Ce que les linguistes appellent joliment le sentiment linguistique, c'est l'instinct qui nous permet d'identifier les fautes de grammaire dans notre langue maternelle. Donc de ne pas les commettre. Les journalistes semblent souvent très peu sentimentaux sur ce plan-là... Au point d'utiliser, pour certains d'entre eux, le futur après si.
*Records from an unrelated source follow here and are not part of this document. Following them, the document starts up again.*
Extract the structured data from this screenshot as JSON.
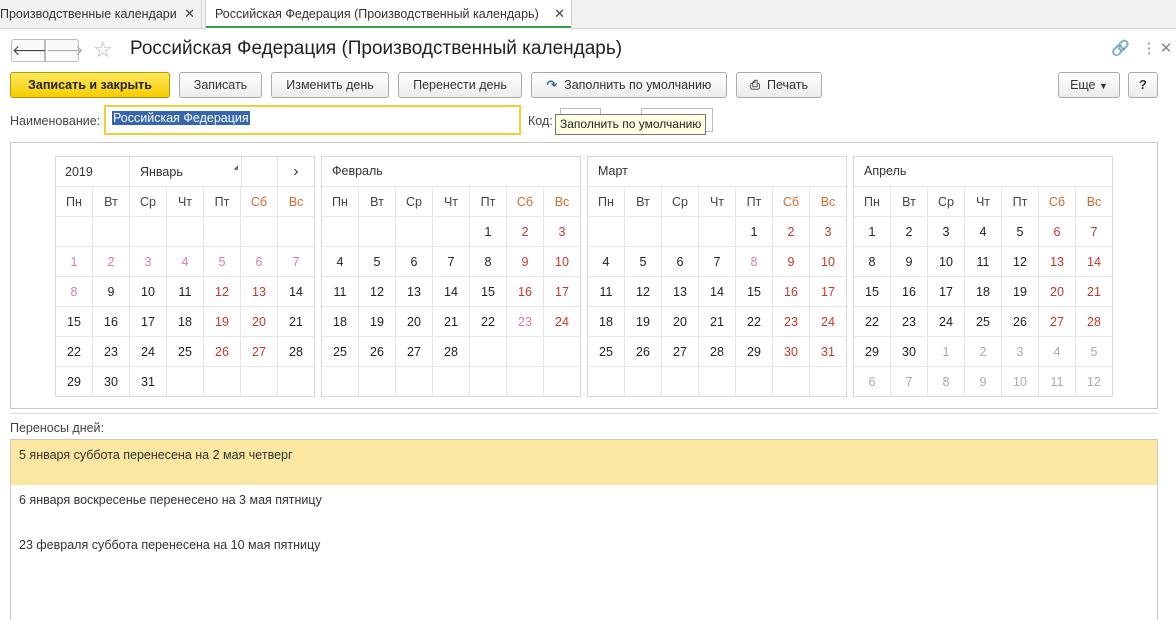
{
  "tabs": [
    {
      "label": "Производственные календари"
    },
    {
      "label": "Российская Федерация (Производственный календарь)"
    }
  ],
  "header": {
    "title": "Российская Федерация (Производственный календарь)"
  },
  "toolbar": {
    "save_close": "Записать и закрыть",
    "save": "Записать",
    "change_day": "Изменить день",
    "move_day": "Перенести день",
    "fill_default": "Заполнить по умолчанию",
    "print": "Печать",
    "more": "Еще",
    "help": "?"
  },
  "form": {
    "name_label": "Наименование:",
    "name_value": "Российская Федерация",
    "code_label": "Код:",
    "tooltip": "Заполнить по умолчанию"
  },
  "calendar": {
    "year": "2019",
    "weekday_headers": [
      "Пн",
      "Вт",
      "Ср",
      "Чт",
      "Пт",
      "Сб",
      "Вс"
    ],
    "months": [
      {
        "name": "Январь",
        "days": [
          [
            "",
            "n"
          ],
          [
            "",
            "n"
          ],
          [
            "",
            "n"
          ],
          [
            "",
            "n"
          ],
          [
            "",
            "n"
          ],
          [
            "",
            "n"
          ],
          [
            "",
            "n"
          ],
          [
            "1",
            "p"
          ],
          [
            "2",
            "p"
          ],
          [
            "3",
            "p"
          ],
          [
            "4",
            "p"
          ],
          [
            "5",
            "p"
          ],
          [
            "6",
            "p"
          ],
          [
            "7",
            "p"
          ],
          [
            "8",
            "p"
          ],
          [
            "9",
            "n"
          ],
          [
            "10",
            "n"
          ],
          [
            "11",
            "n"
          ],
          [
            "12",
            "h"
          ],
          [
            "13",
            "h"
          ],
          [
            "14",
            "n"
          ],
          [
            "15",
            "n"
          ],
          [
            "16",
            "n"
          ],
          [
            "17",
            "n"
          ],
          [
            "18",
            "n"
          ],
          [
            "19",
            "h"
          ],
          [
            "20",
            "h"
          ],
          [
            "21",
            "n"
          ],
          [
            "22",
            "n"
          ],
          [
            "23",
            "n"
          ],
          [
            "24",
            "n"
          ],
          [
            "25",
            "n"
          ],
          [
            "26",
            "h"
          ],
          [
            "27",
            "h"
          ],
          [
            "28",
            "n"
          ],
          [
            "29",
            "n"
          ],
          [
            "30",
            "n"
          ],
          [
            "31",
            "n"
          ]
        ]
      },
      {
        "name": "Февраль",
        "days": [
          [
            "",
            "n"
          ],
          [
            "",
            "n"
          ],
          [
            "",
            "n"
          ],
          [
            "",
            "n"
          ],
          [
            "1",
            "n"
          ],
          [
            "2",
            "h"
          ],
          [
            "3",
            "h"
          ],
          [
            "4",
            "n"
          ],
          [
            "5",
            "n"
          ],
          [
            "6",
            "n"
          ],
          [
            "7",
            "n"
          ],
          [
            "8",
            "n"
          ],
          [
            "9",
            "h"
          ],
          [
            "10",
            "h"
          ],
          [
            "11",
            "n"
          ],
          [
            "12",
            "n"
          ],
          [
            "13",
            "n"
          ],
          [
            "14",
            "n"
          ],
          [
            "15",
            "n"
          ],
          [
            "16",
            "h"
          ],
          [
            "17",
            "h"
          ],
          [
            "18",
            "n"
          ],
          [
            "19",
            "n"
          ],
          [
            "20",
            "n"
          ],
          [
            "21",
            "n"
          ],
          [
            "22",
            "n"
          ],
          [
            "23",
            "p"
          ],
          [
            "24",
            "h"
          ],
          [
            "25",
            "n"
          ],
          [
            "26",
            "n"
          ],
          [
            "27",
            "n"
          ],
          [
            "28",
            "n"
          ]
        ]
      },
      {
        "name": "Март",
        "days": [
          [
            "",
            "n"
          ],
          [
            "",
            "n"
          ],
          [
            "",
            "n"
          ],
          [
            "",
            "n"
          ],
          [
            "1",
            "n"
          ],
          [
            "2",
            "h"
          ],
          [
            "3",
            "h"
          ],
          [
            "4",
            "n"
          ],
          [
            "5",
            "n"
          ],
          [
            "6",
            "n"
          ],
          [
            "7",
            "n"
          ],
          [
            "8",
            "p"
          ],
          [
            "9",
            "h"
          ],
          [
            "10",
            "h"
          ],
          [
            "11",
            "n"
          ],
          [
            "12",
            "n"
          ],
          [
            "13",
            "n"
          ],
          [
            "14",
            "n"
          ],
          [
            "15",
            "n"
          ],
          [
            "16",
            "h"
          ],
          [
            "17",
            "h"
          ],
          [
            "18",
            "n"
          ],
          [
            "19",
            "n"
          ],
          [
            "20",
            "n"
          ],
          [
            "21",
            "n"
          ],
          [
            "22",
            "n"
          ],
          [
            "23",
            "h"
          ],
          [
            "24",
            "h"
          ],
          [
            "25",
            "n"
          ],
          [
            "26",
            "n"
          ],
          [
            "27",
            "n"
          ],
          [
            "28",
            "n"
          ],
          [
            "29",
            "n"
          ],
          [
            "30",
            "h"
          ],
          [
            "31",
            "h"
          ]
        ]
      },
      {
        "name": "Апрель",
        "days": [
          [
            "1",
            "n"
          ],
          [
            "2",
            "n"
          ],
          [
            "3",
            "n"
          ],
          [
            "4",
            "n"
          ],
          [
            "5",
            "n"
          ],
          [
            "6",
            "h"
          ],
          [
            "7",
            "h"
          ],
          [
            "8",
            "n"
          ],
          [
            "9",
            "n"
          ],
          [
            "10",
            "n"
          ],
          [
            "11",
            "n"
          ],
          [
            "12",
            "n"
          ],
          [
            "13",
            "h"
          ],
          [
            "14",
            "h"
          ],
          [
            "15",
            "n"
          ],
          [
            "16",
            "n"
          ],
          [
            "17",
            "n"
          ],
          [
            "18",
            "n"
          ],
          [
            "19",
            "n"
          ],
          [
            "20",
            "h"
          ],
          [
            "21",
            "h"
          ],
          [
            "22",
            "n"
          ],
          [
            "23",
            "n"
          ],
          [
            "24",
            "n"
          ],
          [
            "25",
            "n"
          ],
          [
            "26",
            "n"
          ],
          [
            "27",
            "h"
          ],
          [
            "28",
            "h"
          ],
          [
            "29",
            "n"
          ],
          [
            "30",
            "n"
          ],
          [
            "1",
            "g"
          ],
          [
            "2",
            "g"
          ],
          [
            "3",
            "g"
          ],
          [
            "4",
            "g"
          ],
          [
            "5",
            "g"
          ],
          [
            "6",
            "g"
          ],
          [
            "7",
            "g"
          ],
          [
            "8",
            "g"
          ],
          [
            "9",
            "g"
          ],
          [
            "10",
            "g"
          ],
          [
            "11",
            "g"
          ],
          [
            "12",
            "g"
          ]
        ]
      }
    ]
  },
  "transfers": {
    "label": "Переносы дней:",
    "items": [
      "5 января суббота перенесена на 2 мая четверг",
      "6 января воскресенье перенесено на 3 мая пятницу",
      "23 февраля суббота перенесена на 10 мая пятницу"
    ]
  },
  "colors": {
    "primary_button": "#f6cd00",
    "holiday": "#c0392b",
    "pre_holiday": "#d77bb5",
    "selection": "#fbe7a1",
    "active_tab": "#3a9a4a"
  }
}
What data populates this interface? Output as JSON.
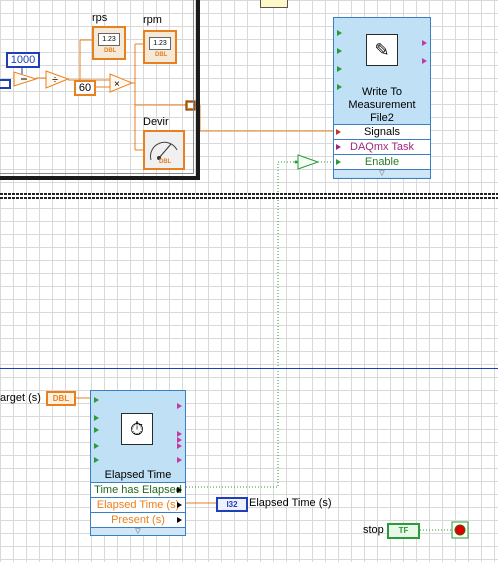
{
  "top_loop": {
    "const_1000": "1000",
    "const_60": "60",
    "rps_label": "rps",
    "rpm_label": "rpm",
    "devir_label": "Devir",
    "indicator_text": "1.23",
    "dbl_tag": "DBL"
  },
  "write_vi": {
    "title": "Write To Measurement File2",
    "signals": "Signals",
    "daqmx_task": "DAQmx Task",
    "enable": "Enable"
  },
  "elapsed_vi": {
    "title": "Elapsed Time",
    "time_has_elapsed": "Time has Elapsed",
    "elapsed_time_s": "Elapsed Time (s)",
    "present_s": "Present (s)"
  },
  "target_label": "arget (s)",
  "dbl_tag": "DBL",
  "elapsed_indicator": {
    "tag": "I32",
    "label": "Elapsed Time (s)"
  },
  "stop": {
    "label": "stop",
    "tag": "TF"
  },
  "colors": {
    "numeric_double": "#e98020",
    "numeric_int": "#1f3fb8",
    "boolean": "#2a9a3a",
    "express_vi": "#bfe0f5"
  }
}
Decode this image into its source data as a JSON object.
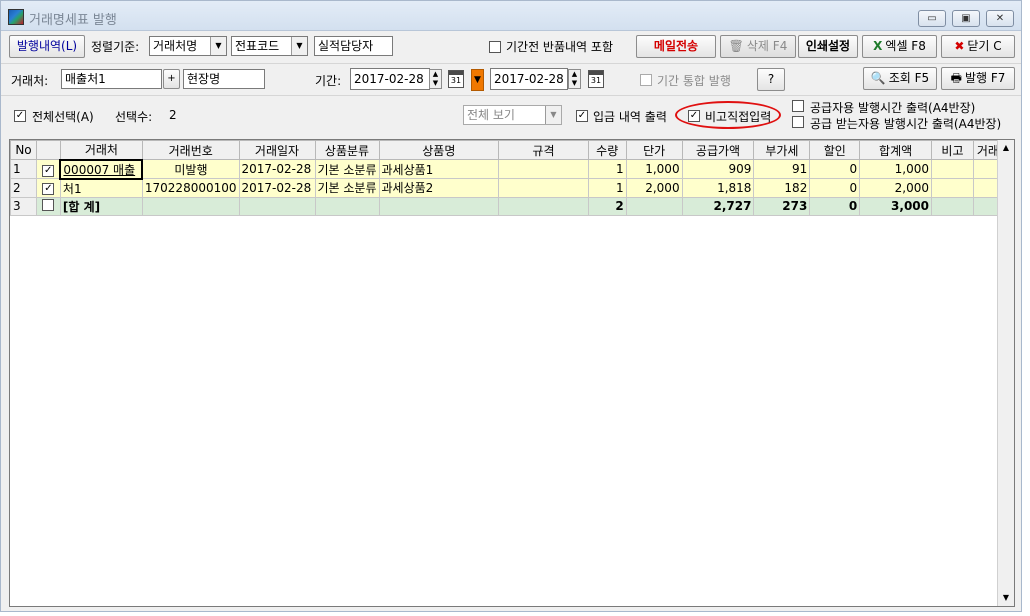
{
  "window": {
    "title": "거래명세표 발행",
    "controls": {
      "minimize": "▭",
      "restore": "▣",
      "close": "✕"
    }
  },
  "toolbar1": {
    "history_button": "발행내역(L)",
    "sort_label": "정렬기준:",
    "sort1": "거래처명",
    "sort2": "전표코드",
    "performance_manager": "실적담당자",
    "include_returns_label": "기간전 반품내역 포함",
    "mail_button": "메일전송",
    "delete_button": "삭제 F4",
    "print_settings_button": "인쇄설정",
    "excel_button": "엑셀 F8",
    "close_button": "닫기 C"
  },
  "toolbar2": {
    "client_label": "거래처:",
    "client_value": "매출처1",
    "client_plus": "+",
    "site_value": "현장명",
    "period_label": "기간:",
    "date_from": "2017-02-28",
    "date_to": "2017-02-28",
    "calendar_text": "31",
    "merge_period_label": "기간 통합 발행",
    "help_button": "?",
    "search_button": "조회 F5",
    "issue_button": "발행 F7"
  },
  "toolbar3": {
    "select_all_label": "전체선택(A)",
    "selected_count_label": "선택수:",
    "selected_count": "2",
    "view_select": "전체 보기",
    "deposit_print_label": "입금 내역 출력",
    "memo_input_label": "비고직접입력",
    "supplier_time_label": "공급자용 발행시간 출력(A4반장)",
    "receiver_time_label": "공급 받는자용 발행시간 출력(A4반장)"
  },
  "grid": {
    "columns": [
      "No",
      "",
      "거래처",
      "거래번호",
      "거래일자",
      "상품분류",
      "상품명",
      "규격",
      "수량",
      "단가",
      "공급가액",
      "부가세",
      "할인",
      "합계액",
      "비고",
      "거래처"
    ],
    "rows": [
      {
        "no": "1",
        "checked": true,
        "client": "000007 매출",
        "trade_no": "미발행",
        "date": "2017-02-28",
        "category": "기본 소분류",
        "product": "과세상품1",
        "spec": "",
        "qty": "1",
        "price": "1,000",
        "supply": "909",
        "vat": "91",
        "discount": "0",
        "total": "1,000",
        "memo": "",
        "client2": ""
      },
      {
        "no": "2",
        "checked": true,
        "client": "처1",
        "trade_no": "170228000100",
        "date": "2017-02-28",
        "category": "기본 소분류",
        "product": "과세상품2",
        "spec": "",
        "qty": "1",
        "price": "2,000",
        "supply": "1,818",
        "vat": "182",
        "discount": "0",
        "total": "2,000",
        "memo": "",
        "client2": ""
      }
    ],
    "summary": {
      "no": "3",
      "label": "[합 계]",
      "qty": "2",
      "supply": "2,727",
      "vat": "273",
      "discount": "0",
      "total": "3,000"
    }
  },
  "colors": {
    "mail_red": "#d40000",
    "row_yellow": "#ffffcc",
    "sum_green": "#d8ecd8",
    "annotation_red": "#e01010"
  }
}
Ce qui donne par exemple [ Le Progrès de Lyon ] : "Si la construction sera abandonnée" (sic).

En anglais, when (quand) est suivi du présent pour exprimer le futur : when I'm 64 se traduisant par quand j'aurai 64 ans. En français, c'est la conjonction si qui est suivie du présent pour exprimer une éventualité future : il faut dire "si vous venez, j'en serai ravi", et non "si vous viendrez, j'en serai ravi". On s'étonne de devoir le rappeler à des professionnels de la langue. Mais on s'étonne plus encore qu'ils s'obstinent dans l'erreur et tentent de démontrer avec beaucoup d'acrobatie que, si, la conjonction si accepte le futur. Or, non.*

*Ceux qui soutiennent ne pas commettre de faute estiment avoir droit au futur lorsque si exprime davantage une comparaison qu'une hypothèse, par exemple dans des phrases alambiquées, comme : "Si, malgré une opposition farouche au tracé choisi par la SNCF, le TGV arrivera bien en gare de Toulouse centre, il n'en va pas de même pour Montpellier."  En réalité, ils commettent bien une lourde faute mais s'expriment de façon tellement tortueuse qu'ils perdent le fil du lien entre leur "si..." de début de phrase et l'action future qui tarde à lui succéder dans leur propos.